BigDecimal numerator = new BigDecimal(numerator);
BigDecimal denominator = new BigDecimal(denominator);
double result = numerator.divide(denominator).doubleValue();
Division on certain conditions results in a zero at the end (e.g. 0.0060).
Dividing equal numbers results in a zero at the end (e.g 1.0).
I would prefer to trim the trailing zero in both cases. How should I do this?
How about keeping the result as a BigDecimal and then you can set the scale on it to only represent the significant figures that you want.
An easy way to do this, for some numbers, is to use BigDecimal#stripTrailingZeros(). However, if the number is an integer with trailing zeros you'll get an engineering representation e.g. 600.0 will give you 6E+2. If this isn't what you want, you'll have to detect this condition and manually use BigDecimal#setScale() to set the scale appropriately.
If you need to keep to a restricted maximum number of decimal digits you'll need to use alternative formatting/rounding mechanisms before applying this technique.
It's also a good idea to only do this on values that you're going to display, not on the internal values of your model. Treat it as a view/presentation layer modification.
If you must convert to a double, then it's only the formatted representation you can alter. In this case, if you've got a variable number of decimal places that you want to format to, I'd just drop it into a string/character array, scan backwards for the first non-zero character and truncate it there. Not the most performant means, but simple and reliable.
You could even use a regex for this purpose.
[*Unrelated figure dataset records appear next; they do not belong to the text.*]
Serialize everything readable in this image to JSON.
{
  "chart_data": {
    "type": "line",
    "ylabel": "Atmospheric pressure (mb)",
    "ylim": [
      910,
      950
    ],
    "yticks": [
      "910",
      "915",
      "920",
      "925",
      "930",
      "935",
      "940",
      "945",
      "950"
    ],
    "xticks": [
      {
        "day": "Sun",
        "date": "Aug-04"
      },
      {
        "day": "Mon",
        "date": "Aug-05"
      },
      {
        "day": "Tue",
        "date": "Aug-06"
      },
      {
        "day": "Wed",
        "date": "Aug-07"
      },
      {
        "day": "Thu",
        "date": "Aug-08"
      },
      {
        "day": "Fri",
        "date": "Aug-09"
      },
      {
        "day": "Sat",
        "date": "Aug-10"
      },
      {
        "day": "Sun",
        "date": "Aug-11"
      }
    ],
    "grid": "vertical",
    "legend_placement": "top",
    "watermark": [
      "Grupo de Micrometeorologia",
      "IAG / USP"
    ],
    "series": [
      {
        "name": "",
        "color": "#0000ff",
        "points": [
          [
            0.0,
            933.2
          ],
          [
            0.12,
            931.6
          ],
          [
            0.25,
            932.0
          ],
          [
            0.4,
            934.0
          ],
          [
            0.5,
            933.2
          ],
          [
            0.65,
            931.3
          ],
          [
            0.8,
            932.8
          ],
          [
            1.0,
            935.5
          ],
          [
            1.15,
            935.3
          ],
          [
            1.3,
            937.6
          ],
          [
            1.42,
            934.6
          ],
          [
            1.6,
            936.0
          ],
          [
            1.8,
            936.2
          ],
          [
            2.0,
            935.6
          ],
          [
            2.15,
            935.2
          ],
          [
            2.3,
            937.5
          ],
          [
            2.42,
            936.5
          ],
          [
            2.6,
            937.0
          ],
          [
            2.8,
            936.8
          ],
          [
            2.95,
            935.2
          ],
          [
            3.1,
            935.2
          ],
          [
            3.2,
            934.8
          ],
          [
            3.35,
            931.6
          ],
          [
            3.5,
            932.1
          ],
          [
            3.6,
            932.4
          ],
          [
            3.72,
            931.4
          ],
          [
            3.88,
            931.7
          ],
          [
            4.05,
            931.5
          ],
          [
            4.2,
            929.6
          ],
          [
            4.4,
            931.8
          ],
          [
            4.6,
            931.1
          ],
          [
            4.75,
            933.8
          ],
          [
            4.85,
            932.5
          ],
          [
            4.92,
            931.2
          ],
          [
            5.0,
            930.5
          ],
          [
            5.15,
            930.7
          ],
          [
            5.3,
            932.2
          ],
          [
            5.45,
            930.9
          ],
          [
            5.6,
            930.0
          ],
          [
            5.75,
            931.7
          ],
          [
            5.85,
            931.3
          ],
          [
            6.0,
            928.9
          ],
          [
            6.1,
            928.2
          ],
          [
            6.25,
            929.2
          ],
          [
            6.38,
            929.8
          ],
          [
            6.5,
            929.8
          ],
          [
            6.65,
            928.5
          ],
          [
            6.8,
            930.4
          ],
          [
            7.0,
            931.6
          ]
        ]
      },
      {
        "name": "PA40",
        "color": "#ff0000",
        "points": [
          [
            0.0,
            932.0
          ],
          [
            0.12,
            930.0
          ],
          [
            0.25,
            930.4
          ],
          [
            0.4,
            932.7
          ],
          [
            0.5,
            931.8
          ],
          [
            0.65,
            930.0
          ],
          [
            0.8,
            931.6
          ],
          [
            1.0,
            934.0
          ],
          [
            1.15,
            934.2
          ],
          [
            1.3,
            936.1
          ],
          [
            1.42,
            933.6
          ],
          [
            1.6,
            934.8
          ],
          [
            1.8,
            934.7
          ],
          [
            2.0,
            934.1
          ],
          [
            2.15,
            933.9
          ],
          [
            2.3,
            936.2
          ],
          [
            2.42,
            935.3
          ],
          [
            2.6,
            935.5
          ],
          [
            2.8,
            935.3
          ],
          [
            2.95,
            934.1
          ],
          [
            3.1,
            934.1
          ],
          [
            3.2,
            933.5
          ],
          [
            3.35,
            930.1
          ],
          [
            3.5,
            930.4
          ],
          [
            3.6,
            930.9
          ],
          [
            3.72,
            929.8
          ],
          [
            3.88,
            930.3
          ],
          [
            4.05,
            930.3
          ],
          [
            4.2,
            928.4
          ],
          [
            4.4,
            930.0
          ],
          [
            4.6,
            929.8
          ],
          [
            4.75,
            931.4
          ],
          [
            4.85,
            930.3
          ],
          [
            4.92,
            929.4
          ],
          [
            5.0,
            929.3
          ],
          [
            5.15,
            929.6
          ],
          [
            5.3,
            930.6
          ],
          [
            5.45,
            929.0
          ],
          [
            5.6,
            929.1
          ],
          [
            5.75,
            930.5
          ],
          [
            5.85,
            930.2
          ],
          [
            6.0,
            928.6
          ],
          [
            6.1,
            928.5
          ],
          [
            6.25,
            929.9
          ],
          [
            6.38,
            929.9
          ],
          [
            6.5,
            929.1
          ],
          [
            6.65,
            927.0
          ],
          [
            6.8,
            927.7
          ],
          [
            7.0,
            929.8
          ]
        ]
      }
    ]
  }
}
you can do this by using DecimalFormat. something like:
DecimalFormat df = new DecimalFormat(".0");
double formatResult = df.format(result);
will create something of 1.0 if the result is 1.278494890. there are many possible patterns that could be used here
Ok, so you've got this code:
BigDecimal numerator = new BigDecimal(numerator);
BigDecimal denominator = new BigDecimal(denominator);
double result = numerator.divide(denominator).doubleValue();
and you want more control over your output. Since result is a double, which is a primitive, you won't have much control.
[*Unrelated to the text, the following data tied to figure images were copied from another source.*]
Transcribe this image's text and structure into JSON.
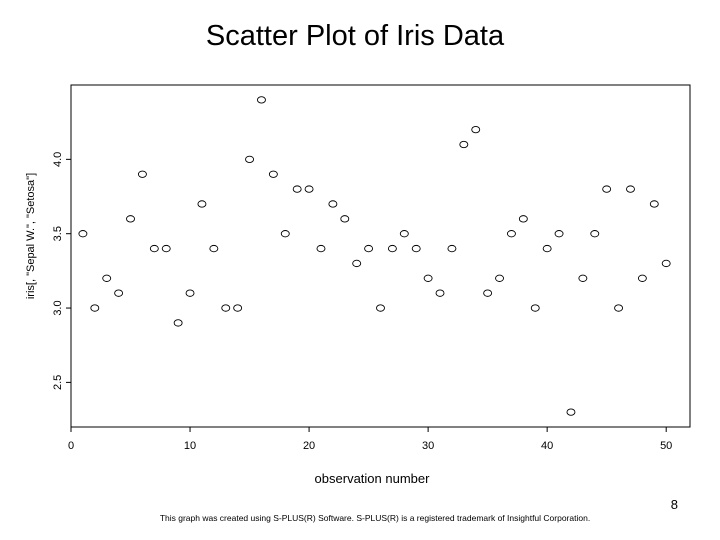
{
  "slide": {
    "title": "Scatter Plot of Iris Data",
    "page_number": "8",
    "footer": "This graph was created using S-PLUS(R) Software. S-PLUS(R) is a registered trademark of Insightful Corporation."
  },
  "chart_data": {
    "type": "scatter",
    "title": "",
    "xlabel": "observation number",
    "ylabel": "iris[, \"Sepal W.\", \"Setosa\"]",
    "xlim": [
      0,
      52
    ],
    "ylim": [
      2.2,
      4.5
    ],
    "x_ticks": [
      "0",
      "10",
      "20",
      "30",
      "40",
      "50"
    ],
    "y_ticks": [
      "2.5",
      "3.0",
      "3.5",
      "4.0"
    ],
    "grid": false,
    "legend": "none",
    "marker": "open-circle",
    "series": [
      {
        "x": [
          1,
          2,
          3,
          4,
          5,
          6,
          7,
          8,
          9,
          10,
          11,
          12,
          13,
          14,
          15,
          16,
          17,
          18,
          19,
          20,
          21,
          22,
          23,
          24,
          25,
          26,
          27,
          28,
          29,
          30,
          31,
          32,
          33,
          34,
          35,
          36,
          37,
          38,
          39,
          40,
          41,
          42,
          43,
          44,
          45,
          46,
          47,
          48,
          49,
          50
        ],
        "y": [
          3.5,
          3.0,
          3.2,
          3.1,
          3.6,
          3.9,
          3.4,
          3.4,
          2.9,
          3.1,
          3.7,
          3.4,
          3.0,
          3.0,
          4.0,
          4.4,
          3.9,
          3.5,
          3.8,
          3.8,
          3.4,
          3.7,
          3.6,
          3.3,
          3.4,
          3.0,
          3.4,
          3.5,
          3.4,
          3.2,
          3.1,
          3.4,
          4.1,
          4.2,
          3.1,
          3.2,
          3.5,
          3.6,
          3.0,
          3.4,
          3.5,
          2.3,
          3.2,
          3.5,
          3.8,
          3.0,
          3.8,
          3.2,
          3.7,
          3.3
        ]
      }
    ]
  }
}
From my understanding, you don't want to do any rounding to n decimal places, you want original precision paired with desired formatting.
You have few options.
BigDecimal numerator = new BigDecimal(numerator);
BigDecimal denominator = new BigDecimal(denominator);
BigDecimal div = numerator.divide(denominator);
If you stay with BigDecimal, your output will be better. If you put 10 as the numerator and denominator in above code, System.out.println(div) will yield 1.
Generally, be careful of using above code because some combinations of numerator and denominator will throw
java.lang.ArithmeticException: "Non-terminating decimal expansion; no exact representable decimal result."
If you want to avoid such situations, and not worry about precision beyond double's internal representation, use double directly.
System.out.println(2312 / 2.543); //909.1624066063704
System.out.println(1.0 / 1.0); //1.0
System.out.println(1 / 1); //1
When using double numbers, you might get a 0 at the end, such as 0.0060 in your case. If you want to be sure what you're getting, you'll have to convert your result to a String using
String dec = String.valueOf(10.0/10.0); //1.0
and then using
String newDec = dec.endsWith("0") ? dec.substring(0, dec.length() - 1) : dec;
to eradicate that last 0. Of course, if your string ends with .0, you have a choice based on your preferences whether you want to leave that leading . or not.